Vous ne l'avez pas oublié ?
Il nous envoie de ses nouvelles...
Chers amis,
« Le temps découvre les secrets ; le temps fait naître les occasions ». Cette citation, attribuée à Bossuet, (quoique je ne l’aie pas retrouvée dans mon Lagarde et Michard du XVIIème, que j’ai conservé précieusement bien annoté et bien abîmé) me semble tout à fait convenir à mon propos d’aujourd’hui.
C’est vrai, je n’étais pas des vôtres le 18 septembre, quand vous vous êtes retrouvés après des années de séparation. Je l’ai beaucoup regretté, surtout quand je lis sur le blog tous les commentaires que cette rencontre a inspirés, et que je revois, non sans une immense émotion, toutes ces images de notre jeunesse.
Aussi vous ne m’en voudrez pas si, aux 45 ans passés depuis mon départ du séminaire, j’ai rajouté quatre mois pour vous « découvrir mes secrets », et profiter de « l’occasion » que nous donne l’informatique pour vous faire partager un long temps de mon existence que vous ne connaissez pas.
J’ai donc quitté le séminaire en 1965, après une année de terminale A pourtant heureuse, mais conclue par un échec cuisant au bac (4 sur 20 à l’épreuve de philo, coefficient 8, ça ne pardonne pas…)
Ensuite, redoublement de la Terminale à St Joseph de Fontenay, et cette fois, réussite au bac.

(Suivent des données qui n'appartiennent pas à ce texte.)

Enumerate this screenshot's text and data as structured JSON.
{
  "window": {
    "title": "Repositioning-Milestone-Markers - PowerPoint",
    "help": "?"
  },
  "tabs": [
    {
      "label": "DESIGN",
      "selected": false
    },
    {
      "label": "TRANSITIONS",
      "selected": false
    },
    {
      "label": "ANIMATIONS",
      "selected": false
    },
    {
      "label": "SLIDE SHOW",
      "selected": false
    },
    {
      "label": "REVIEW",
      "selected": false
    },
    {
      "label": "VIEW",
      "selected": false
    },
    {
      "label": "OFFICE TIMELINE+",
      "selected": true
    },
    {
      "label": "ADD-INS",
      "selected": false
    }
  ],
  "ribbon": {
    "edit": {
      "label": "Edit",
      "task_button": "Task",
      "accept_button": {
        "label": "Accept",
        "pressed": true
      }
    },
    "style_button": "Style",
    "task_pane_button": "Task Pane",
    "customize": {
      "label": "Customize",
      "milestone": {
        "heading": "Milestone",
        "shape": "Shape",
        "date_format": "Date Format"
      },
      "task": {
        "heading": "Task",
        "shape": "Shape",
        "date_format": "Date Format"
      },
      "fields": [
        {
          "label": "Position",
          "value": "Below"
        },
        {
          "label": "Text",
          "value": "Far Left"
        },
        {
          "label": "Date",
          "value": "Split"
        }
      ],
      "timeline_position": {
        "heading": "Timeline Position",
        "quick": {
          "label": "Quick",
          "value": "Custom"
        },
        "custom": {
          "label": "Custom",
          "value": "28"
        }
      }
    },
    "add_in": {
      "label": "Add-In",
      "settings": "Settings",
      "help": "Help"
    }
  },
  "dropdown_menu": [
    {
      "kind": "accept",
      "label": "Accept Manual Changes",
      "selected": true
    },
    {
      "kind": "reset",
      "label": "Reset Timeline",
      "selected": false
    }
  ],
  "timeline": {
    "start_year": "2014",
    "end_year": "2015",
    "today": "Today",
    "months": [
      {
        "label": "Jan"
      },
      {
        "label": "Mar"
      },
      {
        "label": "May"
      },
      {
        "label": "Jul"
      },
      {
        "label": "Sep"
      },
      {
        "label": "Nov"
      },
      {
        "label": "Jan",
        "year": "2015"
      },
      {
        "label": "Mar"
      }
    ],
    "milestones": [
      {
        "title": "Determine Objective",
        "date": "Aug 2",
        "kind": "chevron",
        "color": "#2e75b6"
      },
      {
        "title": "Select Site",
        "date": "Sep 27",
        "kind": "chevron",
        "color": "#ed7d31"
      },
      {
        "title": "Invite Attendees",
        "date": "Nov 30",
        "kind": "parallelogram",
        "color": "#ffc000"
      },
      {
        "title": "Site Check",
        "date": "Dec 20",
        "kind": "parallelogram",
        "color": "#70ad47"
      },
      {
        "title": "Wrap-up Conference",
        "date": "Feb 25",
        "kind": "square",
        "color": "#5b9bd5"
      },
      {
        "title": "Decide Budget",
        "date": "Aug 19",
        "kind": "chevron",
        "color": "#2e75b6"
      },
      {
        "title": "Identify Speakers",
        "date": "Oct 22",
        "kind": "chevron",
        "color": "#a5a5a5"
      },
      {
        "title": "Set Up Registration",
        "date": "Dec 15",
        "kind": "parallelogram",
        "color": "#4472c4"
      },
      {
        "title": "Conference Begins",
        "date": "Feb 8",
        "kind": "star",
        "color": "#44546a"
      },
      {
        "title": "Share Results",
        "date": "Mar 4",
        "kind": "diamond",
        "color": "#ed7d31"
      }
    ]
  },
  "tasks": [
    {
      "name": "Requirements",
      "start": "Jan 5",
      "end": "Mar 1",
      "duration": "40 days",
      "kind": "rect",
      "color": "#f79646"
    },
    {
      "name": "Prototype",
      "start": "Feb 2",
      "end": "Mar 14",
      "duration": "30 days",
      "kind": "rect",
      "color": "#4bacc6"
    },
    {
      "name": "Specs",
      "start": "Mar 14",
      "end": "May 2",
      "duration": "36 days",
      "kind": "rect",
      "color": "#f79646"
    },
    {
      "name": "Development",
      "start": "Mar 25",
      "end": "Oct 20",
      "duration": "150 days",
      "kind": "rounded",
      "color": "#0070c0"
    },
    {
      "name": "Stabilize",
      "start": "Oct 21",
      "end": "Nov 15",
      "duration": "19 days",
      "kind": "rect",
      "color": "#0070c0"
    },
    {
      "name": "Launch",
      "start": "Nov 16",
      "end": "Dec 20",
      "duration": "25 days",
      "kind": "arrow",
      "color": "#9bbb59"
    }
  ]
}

Aussitôt après, je m’inscris en fac de lettres à la catho d’Angers, pour préparer une licence de philo (il ne faut jamais rester sur un échec) que j’obtiens en trois ans.
L’année suivante, je sillonne la Vendée avec ma 2CV pour faire partager aux enfants des écoles ma passion pour l’image filmée ; on appelait cela : du cinéma scolaire.
En août 1970, la République me fait savoir qu’il est grand temps que je consacre un an à servir la nation, avec pour affectation, le Prytanée militaire de La Flèche, comme « soldat éducateur », ce que dans la vie civile on dénomme « pion ». La courte distance séparant La Flèche d’Angers me permet en même temps que le service d’entamer à la catho une maîtrise que je ne mènerai pas à son terme, n’ayant jamais produit le mémoire. Cela me permet surtout de retrouver très souvent aux Ponts-de-Cé une jeune fille prénommée Maryvonne que j’épouse en août 1971, et avec qui nous aurons trois enfants : Anne 1973 – Nicolas 1976 – Agnès 1985.
A la rentrée qui suit mon mariage, je réussis à obtenir un mi-temps d’enseignant sur Angers et Saumur, que je complèterai en donnant des cours du soir dans une école de secrétariat ; l’éventail des matières que j’ai enseignées est vaste : français, philo, latin, géographie et même histoire de l’art.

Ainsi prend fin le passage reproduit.